After a good base paint job was applied it was time for the decals. I had acquired a set of Microscale decals for a CN RS-3 from one of my local hobby shops before I had even started the modifications to the shell. One of the draw backs with the green and gold paint scheme is that the decals are actually fairly complex, which created new opportunities to screw up this project. Parts such as the yellow on the ends of the hoods are actually 2 part decals the yellow conspicuity bar along the deck of the locomotive also comes in two pieces and stretches almost the entire length of the engine. These decals there for require careful alignment and in some cases a little paint touch up to make them look right. With a little patience and care this went fairly well but I did end up destroying one of the CNR heralds that where located on the ends of the hoods, and there was not an extra of the same design in the set (by the looks of it newer versions of these decals to have extra heralds). Lucky for me I had some of the Testors decal paper and was able to create a replacement herald using my trusty inkjet printer.
With the decals done the aesthetics of the locomotive where finished, only leaving the wiring to be completed. My original circuit was based on a continuous lighting circuit from an old Model Railroader, which utilized ni-cad batteries, however these days ni-cad batteries are getting harder to find and if I was going to redesign the circuit for different charging currents then I might as well design my own circuit from scratch.
I had some basic requirements. I wanted to power head lights, classification lights and number boards. The head lights and number boards would be LED and the class lights would be incandescent. I wanted the head lights to be directional, and the forward headlight to be bright when running forward and to automatically dim when stopped, but stay on. The marker lights could be turned on or off, and lastly the whole thing could be powered from a display stand when not being run on a layout. I also thought I would try using super capacitors instead of traditional batteries in this design. Most of this was fairly straight forward for me having some education in electronics but it was not without its challanges. This was another case where I realized just how small O-scale still is, despite it being twice the size of HO, when I had to make the circuit fit into the shell. The other thing I discovered was that the high capacity of the super capacitors and the high current draw they have when they first start charging make a 1/4 watt resistor VERY hot.
In the end I solved the problem with a 5 watt ceramic resistor to handle the relatively short period of high current draw, as well as adding some heat sinks to the voltage regulators to try and reduce any chance of over heating and potentially melting the locomotives shell.
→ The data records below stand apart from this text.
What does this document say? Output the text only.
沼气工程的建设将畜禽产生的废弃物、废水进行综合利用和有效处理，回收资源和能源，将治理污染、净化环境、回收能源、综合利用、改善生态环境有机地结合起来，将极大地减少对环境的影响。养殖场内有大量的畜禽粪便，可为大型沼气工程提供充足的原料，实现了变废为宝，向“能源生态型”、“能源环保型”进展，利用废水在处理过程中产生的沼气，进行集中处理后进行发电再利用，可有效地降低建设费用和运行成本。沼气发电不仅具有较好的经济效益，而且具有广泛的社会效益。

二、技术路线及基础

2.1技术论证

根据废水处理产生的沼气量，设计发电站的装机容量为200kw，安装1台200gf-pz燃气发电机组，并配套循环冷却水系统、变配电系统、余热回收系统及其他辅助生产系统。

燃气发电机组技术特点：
You may also see I used some diodes on the motor to create a voltage drop to insure that the headlight would come on before the locomotive began to move. Over all the electronics work as I expected and although unlike the batteries the super capacitors don’t keep the headlight lit for days without power, they are still more than enough to keep it and the number boards lit for tens of minutes after it is no longer receiving power.
With The electrical complete I could finally, after several years call this project complete. Not long after finishing I was able to test it out on the London Model Railroad Group‘s layout on a trip back to London.